To accelerate your debt-elimination journey, take an inventory of your non-mortgage debt, and then use the snowball method to attack it.
Your overall financial health and comfort depends on not being handcuffed to your debt.
Being at peace with how you earn money
One upon a time, I hated my career.
I was making great money, but was absolute miserable with how I was earning it.
While the career lined up with my strengths, I couldn’t connect with the mission.
If I had to rate my job satisfaction on a scale of 1 to 10, I was around a 2.
I was out of balance in two of the essential elements of well-being; I put too much weight on the element of financial and not enough on career.
Those who have a strong level of financial well-being are at peace with the way they earn their money and feel a sense of connection to their careers.
To get there, you may need to re-evaluate what would give you energy in a profession and actively pursue opportunities to inch you closer to being in alignment.

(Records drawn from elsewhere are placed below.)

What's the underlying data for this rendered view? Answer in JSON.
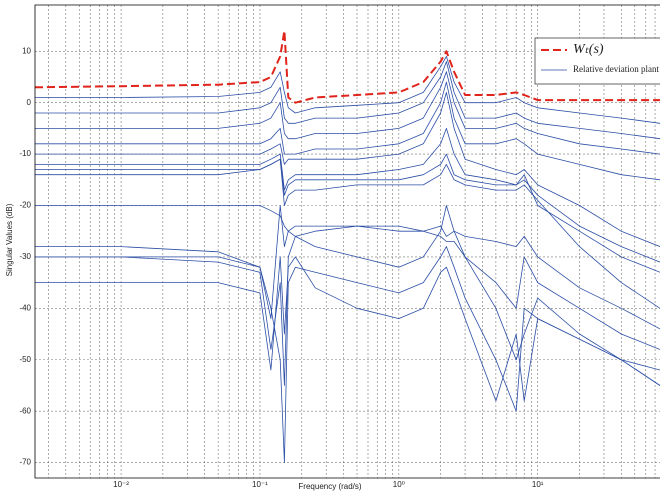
{
  "chart_data": {
    "type": "line",
    "xlabel": "Frequency (rad/s)",
    "ylabel": "Singular Values (dB)",
    "xscale": "log",
    "grid": true,
    "legend": "upper right",
    "xlim": [
      0.0024,
      76
    ],
    "ylim": [
      -73,
      19
    ],
    "xticks": [
      {
        "value": 0.01,
        "label": "10⁻²"
      },
      {
        "value": 0.1,
        "label": "10⁻¹"
      },
      {
        "value": 1,
        "label": "10⁰"
      },
      {
        "value": 10,
        "label": "10¹"
      }
    ],
    "xminorticks": [
      0.003,
      0.004,
      0.005,
      0.006,
      0.007,
      0.008,
      0.009,
      0.02,
      0.03,
      0.04,
      0.05,
      0.06,
      0.07,
      0.08,
      0.09,
      0.2,
      0.3,
      0.4,
      0.5,
      0.6,
      0.7,
      0.8,
      0.9,
      2,
      3,
      4,
      5,
      6,
      7,
      8,
      9,
      20,
      30,
      40,
      50,
      60,
      70
    ],
    "yticks": [
      -70,
      -60,
      -50,
      -40,
      -30,
      -20,
      -10,
      0,
      10
    ],
    "x": [
      0.0024,
      0.01,
      0.05,
      0.1,
      0.12,
      0.14,
      0.15,
      0.16,
      0.18,
      0.25,
      0.5,
      1,
      1.5,
      2,
      2.2,
      2.5,
      3,
      5,
      7,
      8,
      10,
      20,
      40,
      76
    ],
    "series": [
      {
        "name": "Wₜ(s)",
        "color": "#e0241b",
        "dash": true,
        "values": [
          3,
          3.2,
          3.5,
          4,
          5,
          9,
          14,
          1,
          0,
          1,
          1.5,
          2,
          4,
          8,
          10,
          6,
          1.5,
          1.5,
          2,
          1.5,
          0.5,
          0.5,
          0.5,
          0.5
        ]
      },
      {
        "name": "Relative deviation plant",
        "color": "#2b4ea6",
        "values": [
          1,
          1,
          1.2,
          2,
          3,
          6,
          2,
          -1,
          -2,
          -1,
          -0.5,
          0,
          2,
          7,
          9,
          4,
          0,
          0,
          1,
          0,
          -1,
          -2,
          -3,
          -4
        ]
      },
      {
        "color": "#2b4ea6",
        "values": [
          -2,
          -2,
          -2,
          -1,
          0,
          3,
          -3,
          -4,
          -4,
          -3,
          -3,
          -2,
          0,
          5,
          8,
          2,
          -3,
          -3,
          -2,
          -3,
          -4,
          -5,
          -6,
          -7
        ]
      },
      {
        "color": "#2b4ea6",
        "values": [
          -5,
          -5,
          -5,
          -4,
          -3,
          0,
          -6,
          -7,
          -7,
          -6,
          -6,
          -5,
          -3,
          3,
          6,
          0,
          -5,
          -5,
          -4,
          -5,
          -6,
          -8,
          -9,
          -10
        ]
      },
      {
        "color": "#2b4ea6",
        "values": [
          -8,
          -8,
          -8,
          -8,
          -7,
          -5,
          -10,
          -10,
          -10,
          -9,
          -9,
          -8,
          -6,
          0,
          4,
          -3,
          -8,
          -8,
          -7,
          -8,
          -10,
          -12,
          -14,
          -15
        ]
      },
      {
        "color": "#2b4ea6",
        "values": [
          -10,
          -10,
          -10,
          -10,
          -9,
          -8,
          -12,
          -11,
          -11,
          -11,
          -11,
          -10,
          -8,
          -2,
          2,
          -5,
          -11,
          -13,
          -14,
          -13,
          -16,
          -20,
          -25,
          -28
        ]
      },
      {
        "color": "#2b4ea6",
        "values": [
          -12,
          -12,
          -12,
          -12,
          -11,
          -10,
          -17,
          -15,
          -14,
          -14,
          -14,
          -13,
          -12,
          -8,
          -5,
          -10,
          -14,
          -15,
          -16,
          -14,
          -20,
          -25,
          -30,
          -33
        ]
      },
      {
        "color": "#2b4ea6",
        "values": [
          -14,
          -14,
          -14,
          -13,
          -12,
          -11,
          -18,
          -16,
          -15,
          -15,
          -15,
          -15,
          -14,
          -12,
          -10,
          -14,
          -15,
          -16,
          -16,
          -15,
          -18,
          -24,
          -28,
          -31
        ]
      },
      {
        "color": "#2b4ea6",
        "values": [
          -13,
          -13,
          -13,
          -13,
          -12,
          -11,
          -20,
          -18,
          -17,
          -17,
          -16,
          -16,
          -16,
          -14,
          -12,
          -15,
          -16,
          -17,
          -17,
          -16,
          -19,
          -28,
          -35,
          -40
        ]
      },
      {
        "color": "#2b4ea6",
        "values": [
          -30,
          -30,
          -30,
          -32,
          -42,
          -20,
          -28,
          -25,
          -24,
          -24,
          -24,
          -24,
          -25,
          -24,
          -26,
          -25,
          -26,
          -27,
          -28,
          -26,
          -30,
          -36,
          -40,
          -44
        ]
      },
      {
        "color": "#2b4ea6",
        "values": [
          -30,
          -30,
          -31,
          -33,
          -48,
          -35,
          -55,
          -30,
          -26,
          -25,
          -24,
          -25,
          -25,
          -26,
          -27,
          -27,
          -30,
          -35,
          -40,
          -30,
          -35,
          -40,
          -45,
          -48
        ]
      },
      {
        "color": "#2b4ea6",
        "values": [
          -28,
          -28,
          -29,
          -32,
          -40,
          -50,
          -70,
          -35,
          -32,
          -33,
          -35,
          -37,
          -35,
          -30,
          -28,
          -32,
          -38,
          -50,
          -60,
          -40,
          -42,
          -46,
          -50,
          -52
        ]
      },
      {
        "color": "#2b4ea6",
        "values": [
          -35,
          -35,
          -35,
          -37,
          -52,
          -30,
          -45,
          -32,
          -30,
          -36,
          -40,
          -42,
          -40,
          -33,
          -32,
          -36,
          -42,
          -58,
          -45,
          -58,
          -42,
          -46,
          -50,
          -55
        ]
      },
      {
        "color": "#2b4ea6",
        "values": [
          -20,
          -20,
          -20,
          -20,
          -21,
          -22,
          -24,
          -25,
          -26,
          -28,
          -30,
          -32,
          -30,
          -25,
          -20,
          -25,
          -30,
          -40,
          -50,
          -45,
          -38,
          -45,
          -50,
          -55
        ]
      }
    ]
  }
}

Making good money isn’t enough if the way you earn it makes you miserable.
Having and enjoying options
We have all been in the situation where your favorite band comes to town, or a vacation opportunity arises that you were unprepared for.
When you are financially healthy, you can take these opportunities without going deeper into credit card debt, or feeling an ounce of guilt.
Financial well-being gives you flexibility and allows you to enjoy living life how you want to because you have chosen to be intentional with your money.
The combination of having options and being in control of your money puts you in position to splurge on occasion, give extra to your community, or even work less while still staying on track with your other goals.
Consider this the “freedom” aspect of financial well-being. You get there by staying on top of your finances, creating wiggle room in your cash flow, and knowing how and when to make sacrifices.
This freedom allows you to spend on the things that make you happy.
Pursuing future goals
If you think about it, five years ago wasn’t that long ago, and before you know it another five will fly by.
A key element of financial well-being is keeping an eye on, and planning for the future.
Whether it’s an intermediate goal like buying a house, or long-term like retirement, there has to be a vision and plan.
Spending time to determine the type of life you want down the road, and working backwards to establish the roadmap (i.e. savings, and investment goals) is time well spent.
Related reading: How To Create Goals You Believe in
Feeling satisfied in your finances
Financial security can bring satisfaction.
When you are content in your finances, you won’t be spending so much energy being worried about making ends meet, and you can focus on what matters most in your life.
For example, you can enjoy a night out with friends without worrying about the damage its causing to your finances.
You can fully connect and engage with your value of friendship without stress or worry.
This is how prioritizing financial well-being can help you to find balance in other areas of your life.
Less financial stress and more engagement with your values will lead to a happier you.
I really love this subject!
To be honest, I’m barely scratching the surface on financial well-being.
There’re so many angles to this, but I hope this is at least provides a solid foundation.
What’s important to remember is that this is your unique journey; requiring intentionality in both thought, and behavior.
In other words, there’s no “magic pill” approach to reaching a high level of financial well-being.
The trick is committing the journey.
Committing to the journey of aligning your thoughts, strengthening your relationship with money, implementing healthy changes, and trusting time.
If you do, the result will be the financial comfort, health, and happiness you desire and deserve.